Le Marché du Photographe
Lire le chapitre 31: The Gate at Vincennes
La Porte de Vincennes se dessinait dans la brume grise de l'aube, ses pavillons encore marqués par les obus de janvier. Émile rampait le long d'un toit effondré, sa longue-vue collée à l'œil, lorsque la scène en bas se figea en un tableau d'horreur.
Luc marchait vers la barrière, mains levées, quand une patrouille prussienne surgit des décombres d'un poste de garde. Quatre hommes en casque à pointe, baïonnettes croisées, l'encerclèrent avec une précision mécanique. Émile retint son souffle, espérant que son frère jouerait l'innocent marchand égaré.
Il vit Luc porter la main à son gosier — un geste trop rapide pour être innocent. La montre, l'original, disparut dans sa bouche. Sa pomme d'Adam monta et descendit dans un effort convulsif. Un des Prussiens le frappa à la nuque, et Luc cracha un filet de sang sans livrer son secret.

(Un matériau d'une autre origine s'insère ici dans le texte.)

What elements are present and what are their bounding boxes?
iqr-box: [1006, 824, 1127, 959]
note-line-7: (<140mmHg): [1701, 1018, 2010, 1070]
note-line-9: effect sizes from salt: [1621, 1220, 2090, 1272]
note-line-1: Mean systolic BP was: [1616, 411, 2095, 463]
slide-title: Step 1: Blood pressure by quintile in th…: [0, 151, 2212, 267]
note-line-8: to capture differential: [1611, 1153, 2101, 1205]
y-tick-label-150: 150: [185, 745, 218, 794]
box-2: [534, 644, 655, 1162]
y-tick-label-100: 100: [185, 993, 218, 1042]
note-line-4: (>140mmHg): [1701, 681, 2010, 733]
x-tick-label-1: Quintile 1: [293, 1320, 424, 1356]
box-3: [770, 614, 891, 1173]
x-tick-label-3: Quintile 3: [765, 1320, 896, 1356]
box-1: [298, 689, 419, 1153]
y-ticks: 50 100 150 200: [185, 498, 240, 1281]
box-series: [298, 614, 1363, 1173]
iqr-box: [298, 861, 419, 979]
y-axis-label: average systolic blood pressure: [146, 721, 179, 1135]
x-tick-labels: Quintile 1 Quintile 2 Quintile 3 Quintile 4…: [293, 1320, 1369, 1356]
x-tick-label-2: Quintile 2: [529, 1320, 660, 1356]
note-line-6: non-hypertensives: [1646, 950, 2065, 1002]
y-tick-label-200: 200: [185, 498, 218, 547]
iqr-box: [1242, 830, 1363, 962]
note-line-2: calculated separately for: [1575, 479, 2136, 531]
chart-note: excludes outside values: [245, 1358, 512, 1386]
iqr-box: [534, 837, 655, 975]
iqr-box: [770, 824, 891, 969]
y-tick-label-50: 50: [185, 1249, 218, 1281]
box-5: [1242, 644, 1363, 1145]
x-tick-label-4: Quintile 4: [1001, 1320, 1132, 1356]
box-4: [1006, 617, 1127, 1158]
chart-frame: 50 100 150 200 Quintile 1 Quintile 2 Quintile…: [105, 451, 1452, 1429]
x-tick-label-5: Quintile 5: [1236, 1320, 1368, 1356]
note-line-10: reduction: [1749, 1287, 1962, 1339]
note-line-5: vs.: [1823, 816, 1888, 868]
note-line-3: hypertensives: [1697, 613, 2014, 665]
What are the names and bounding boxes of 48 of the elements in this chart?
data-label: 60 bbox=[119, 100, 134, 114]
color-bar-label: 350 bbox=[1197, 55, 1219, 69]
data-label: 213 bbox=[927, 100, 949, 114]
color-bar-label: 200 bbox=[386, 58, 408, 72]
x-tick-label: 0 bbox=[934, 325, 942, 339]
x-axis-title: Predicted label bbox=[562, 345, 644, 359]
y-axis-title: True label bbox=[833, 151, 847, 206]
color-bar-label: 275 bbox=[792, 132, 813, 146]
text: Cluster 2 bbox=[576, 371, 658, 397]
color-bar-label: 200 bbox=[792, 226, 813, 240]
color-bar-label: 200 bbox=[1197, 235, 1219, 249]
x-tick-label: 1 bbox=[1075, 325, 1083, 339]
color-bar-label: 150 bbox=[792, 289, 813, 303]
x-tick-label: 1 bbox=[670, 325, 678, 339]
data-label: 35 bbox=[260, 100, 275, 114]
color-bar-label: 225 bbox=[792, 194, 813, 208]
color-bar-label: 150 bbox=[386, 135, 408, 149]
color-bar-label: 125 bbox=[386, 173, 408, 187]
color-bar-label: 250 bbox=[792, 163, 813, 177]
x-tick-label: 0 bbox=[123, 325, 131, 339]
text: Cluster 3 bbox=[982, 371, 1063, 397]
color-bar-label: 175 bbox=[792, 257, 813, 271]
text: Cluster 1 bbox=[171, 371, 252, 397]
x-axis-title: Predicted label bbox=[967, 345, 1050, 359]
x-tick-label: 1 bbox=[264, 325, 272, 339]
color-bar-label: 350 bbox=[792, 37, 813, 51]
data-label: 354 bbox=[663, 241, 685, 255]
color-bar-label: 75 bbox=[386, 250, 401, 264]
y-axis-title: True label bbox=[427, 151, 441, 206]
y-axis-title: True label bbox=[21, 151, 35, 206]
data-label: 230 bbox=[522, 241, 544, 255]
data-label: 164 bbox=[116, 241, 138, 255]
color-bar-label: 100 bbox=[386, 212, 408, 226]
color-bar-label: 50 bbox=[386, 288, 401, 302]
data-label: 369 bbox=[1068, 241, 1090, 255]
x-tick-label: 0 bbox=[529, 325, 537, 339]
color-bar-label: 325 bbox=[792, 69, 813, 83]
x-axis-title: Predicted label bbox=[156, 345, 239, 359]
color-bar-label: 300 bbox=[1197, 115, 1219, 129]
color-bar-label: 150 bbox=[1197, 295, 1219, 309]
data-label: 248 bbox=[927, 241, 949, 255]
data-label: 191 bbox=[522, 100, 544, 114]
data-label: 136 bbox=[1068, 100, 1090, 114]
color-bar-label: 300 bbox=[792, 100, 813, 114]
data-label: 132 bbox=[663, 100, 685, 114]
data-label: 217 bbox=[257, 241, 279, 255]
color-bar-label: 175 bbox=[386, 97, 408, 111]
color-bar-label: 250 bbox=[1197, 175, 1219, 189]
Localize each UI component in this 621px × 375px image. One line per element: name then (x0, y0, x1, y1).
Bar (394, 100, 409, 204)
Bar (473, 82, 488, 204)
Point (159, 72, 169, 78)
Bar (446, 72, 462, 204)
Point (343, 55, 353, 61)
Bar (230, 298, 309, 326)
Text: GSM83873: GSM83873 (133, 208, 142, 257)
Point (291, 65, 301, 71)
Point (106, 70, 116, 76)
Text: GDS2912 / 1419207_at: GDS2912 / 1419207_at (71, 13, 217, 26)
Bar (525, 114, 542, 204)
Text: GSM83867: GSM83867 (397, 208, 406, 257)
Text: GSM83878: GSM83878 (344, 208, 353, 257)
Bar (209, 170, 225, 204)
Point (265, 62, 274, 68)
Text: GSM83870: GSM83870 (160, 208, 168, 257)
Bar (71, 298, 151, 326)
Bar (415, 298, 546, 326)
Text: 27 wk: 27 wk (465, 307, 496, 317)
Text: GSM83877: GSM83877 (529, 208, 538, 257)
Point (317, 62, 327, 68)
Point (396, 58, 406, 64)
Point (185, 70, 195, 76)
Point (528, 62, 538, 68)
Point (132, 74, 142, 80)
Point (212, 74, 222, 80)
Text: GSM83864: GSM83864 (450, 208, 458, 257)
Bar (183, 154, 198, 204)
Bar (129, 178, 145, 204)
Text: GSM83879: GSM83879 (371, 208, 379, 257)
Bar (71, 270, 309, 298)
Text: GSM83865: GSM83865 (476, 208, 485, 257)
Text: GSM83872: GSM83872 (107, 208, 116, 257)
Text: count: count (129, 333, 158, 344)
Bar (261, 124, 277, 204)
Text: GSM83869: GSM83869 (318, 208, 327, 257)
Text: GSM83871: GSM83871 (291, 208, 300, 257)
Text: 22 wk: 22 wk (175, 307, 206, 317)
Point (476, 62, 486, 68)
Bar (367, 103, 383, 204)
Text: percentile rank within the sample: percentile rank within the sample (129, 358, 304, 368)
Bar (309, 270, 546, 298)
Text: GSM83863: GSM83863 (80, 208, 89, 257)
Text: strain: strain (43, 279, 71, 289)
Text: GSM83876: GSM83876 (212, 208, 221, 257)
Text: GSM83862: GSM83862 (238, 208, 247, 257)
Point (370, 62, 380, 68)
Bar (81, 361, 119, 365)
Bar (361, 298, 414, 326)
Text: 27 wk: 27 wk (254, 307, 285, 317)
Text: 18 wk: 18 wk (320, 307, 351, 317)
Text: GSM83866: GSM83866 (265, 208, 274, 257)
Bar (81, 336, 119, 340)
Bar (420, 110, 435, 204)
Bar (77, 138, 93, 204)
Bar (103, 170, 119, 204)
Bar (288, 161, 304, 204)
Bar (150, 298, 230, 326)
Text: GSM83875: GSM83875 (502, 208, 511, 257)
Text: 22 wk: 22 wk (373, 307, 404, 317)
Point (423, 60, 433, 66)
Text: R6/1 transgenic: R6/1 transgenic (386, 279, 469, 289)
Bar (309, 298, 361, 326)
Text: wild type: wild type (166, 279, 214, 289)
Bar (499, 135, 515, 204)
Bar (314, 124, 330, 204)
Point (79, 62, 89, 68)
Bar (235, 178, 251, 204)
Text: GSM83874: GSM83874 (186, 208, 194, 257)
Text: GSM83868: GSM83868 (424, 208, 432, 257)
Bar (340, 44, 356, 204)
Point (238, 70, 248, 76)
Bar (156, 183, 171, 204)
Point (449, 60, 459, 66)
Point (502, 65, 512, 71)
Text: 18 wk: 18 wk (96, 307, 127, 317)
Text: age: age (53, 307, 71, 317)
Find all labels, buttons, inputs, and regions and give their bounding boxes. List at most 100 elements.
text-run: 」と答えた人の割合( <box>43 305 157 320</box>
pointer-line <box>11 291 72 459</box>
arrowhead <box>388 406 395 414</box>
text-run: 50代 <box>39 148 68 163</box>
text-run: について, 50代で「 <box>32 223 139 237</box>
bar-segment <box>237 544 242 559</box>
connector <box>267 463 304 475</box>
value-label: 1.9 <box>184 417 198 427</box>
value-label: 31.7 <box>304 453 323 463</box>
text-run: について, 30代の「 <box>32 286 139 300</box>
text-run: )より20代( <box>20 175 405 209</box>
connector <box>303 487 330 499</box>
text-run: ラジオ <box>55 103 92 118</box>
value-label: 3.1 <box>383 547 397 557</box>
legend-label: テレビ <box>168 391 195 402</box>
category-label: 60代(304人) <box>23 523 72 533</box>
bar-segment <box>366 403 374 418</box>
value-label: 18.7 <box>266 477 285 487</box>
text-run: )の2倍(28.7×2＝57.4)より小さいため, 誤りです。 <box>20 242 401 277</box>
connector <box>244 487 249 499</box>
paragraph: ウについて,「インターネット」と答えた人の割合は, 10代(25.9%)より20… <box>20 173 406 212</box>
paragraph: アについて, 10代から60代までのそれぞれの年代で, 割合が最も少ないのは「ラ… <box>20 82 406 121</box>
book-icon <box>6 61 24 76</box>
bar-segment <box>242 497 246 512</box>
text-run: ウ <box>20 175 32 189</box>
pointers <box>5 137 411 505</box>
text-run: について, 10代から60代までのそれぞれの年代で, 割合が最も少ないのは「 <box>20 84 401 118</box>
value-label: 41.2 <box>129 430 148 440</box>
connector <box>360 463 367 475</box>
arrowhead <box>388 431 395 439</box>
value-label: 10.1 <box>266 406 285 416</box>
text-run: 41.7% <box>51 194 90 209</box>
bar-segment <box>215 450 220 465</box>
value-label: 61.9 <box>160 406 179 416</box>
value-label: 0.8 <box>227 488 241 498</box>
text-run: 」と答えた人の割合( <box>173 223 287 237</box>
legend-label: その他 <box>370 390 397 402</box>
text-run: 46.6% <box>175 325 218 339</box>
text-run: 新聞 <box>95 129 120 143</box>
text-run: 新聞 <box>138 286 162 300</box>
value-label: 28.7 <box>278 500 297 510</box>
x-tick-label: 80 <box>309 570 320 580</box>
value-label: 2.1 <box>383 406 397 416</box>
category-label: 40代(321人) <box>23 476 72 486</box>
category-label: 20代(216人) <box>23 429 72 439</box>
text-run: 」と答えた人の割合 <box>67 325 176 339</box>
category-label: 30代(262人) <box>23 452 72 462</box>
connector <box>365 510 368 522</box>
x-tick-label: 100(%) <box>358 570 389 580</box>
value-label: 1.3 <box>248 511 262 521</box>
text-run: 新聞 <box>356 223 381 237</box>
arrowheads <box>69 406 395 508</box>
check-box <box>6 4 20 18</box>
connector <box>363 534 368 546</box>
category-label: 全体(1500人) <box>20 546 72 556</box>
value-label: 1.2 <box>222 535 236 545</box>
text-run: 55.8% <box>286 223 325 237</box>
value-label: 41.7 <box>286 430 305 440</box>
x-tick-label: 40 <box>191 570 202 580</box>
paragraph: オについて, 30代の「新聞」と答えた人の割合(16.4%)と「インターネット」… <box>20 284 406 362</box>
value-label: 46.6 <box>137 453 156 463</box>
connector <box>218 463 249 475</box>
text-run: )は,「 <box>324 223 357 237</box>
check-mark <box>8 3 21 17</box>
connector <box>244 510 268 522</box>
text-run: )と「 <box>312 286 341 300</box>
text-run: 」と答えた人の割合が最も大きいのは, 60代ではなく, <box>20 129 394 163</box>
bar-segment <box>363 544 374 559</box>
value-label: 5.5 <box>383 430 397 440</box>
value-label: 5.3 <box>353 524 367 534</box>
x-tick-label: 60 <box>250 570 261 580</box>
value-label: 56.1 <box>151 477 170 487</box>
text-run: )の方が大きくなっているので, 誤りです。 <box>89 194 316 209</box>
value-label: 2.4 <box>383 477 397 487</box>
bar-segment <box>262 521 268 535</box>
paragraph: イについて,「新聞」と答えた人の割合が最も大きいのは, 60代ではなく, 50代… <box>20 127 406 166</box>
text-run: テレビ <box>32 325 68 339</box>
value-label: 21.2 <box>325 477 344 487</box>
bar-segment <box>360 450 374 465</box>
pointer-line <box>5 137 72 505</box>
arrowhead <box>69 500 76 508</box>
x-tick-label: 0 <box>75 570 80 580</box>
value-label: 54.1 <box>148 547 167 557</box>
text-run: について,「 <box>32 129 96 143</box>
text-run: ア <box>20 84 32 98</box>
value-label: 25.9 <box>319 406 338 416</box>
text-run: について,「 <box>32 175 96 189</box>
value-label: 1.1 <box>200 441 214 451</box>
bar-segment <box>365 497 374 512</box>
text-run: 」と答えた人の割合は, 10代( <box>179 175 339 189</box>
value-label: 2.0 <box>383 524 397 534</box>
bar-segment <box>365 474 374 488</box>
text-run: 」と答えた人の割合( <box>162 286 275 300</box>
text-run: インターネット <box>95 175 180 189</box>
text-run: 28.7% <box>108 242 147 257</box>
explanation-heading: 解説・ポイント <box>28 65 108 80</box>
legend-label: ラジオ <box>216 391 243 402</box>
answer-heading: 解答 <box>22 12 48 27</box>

— *Was hast du geschluckt?* — hurla le soldat.
Luc secoua la tête, les yeux vitreux. Un deuxième coup, plus violent, le jeta à genoux. Mais il tint. Émile vit la fierté de leur mère dans ce refus obstiné, cette même mâchoire serrée qui avait bravé les huissiers de la rue Saint-Denis quand ils étaient enfants.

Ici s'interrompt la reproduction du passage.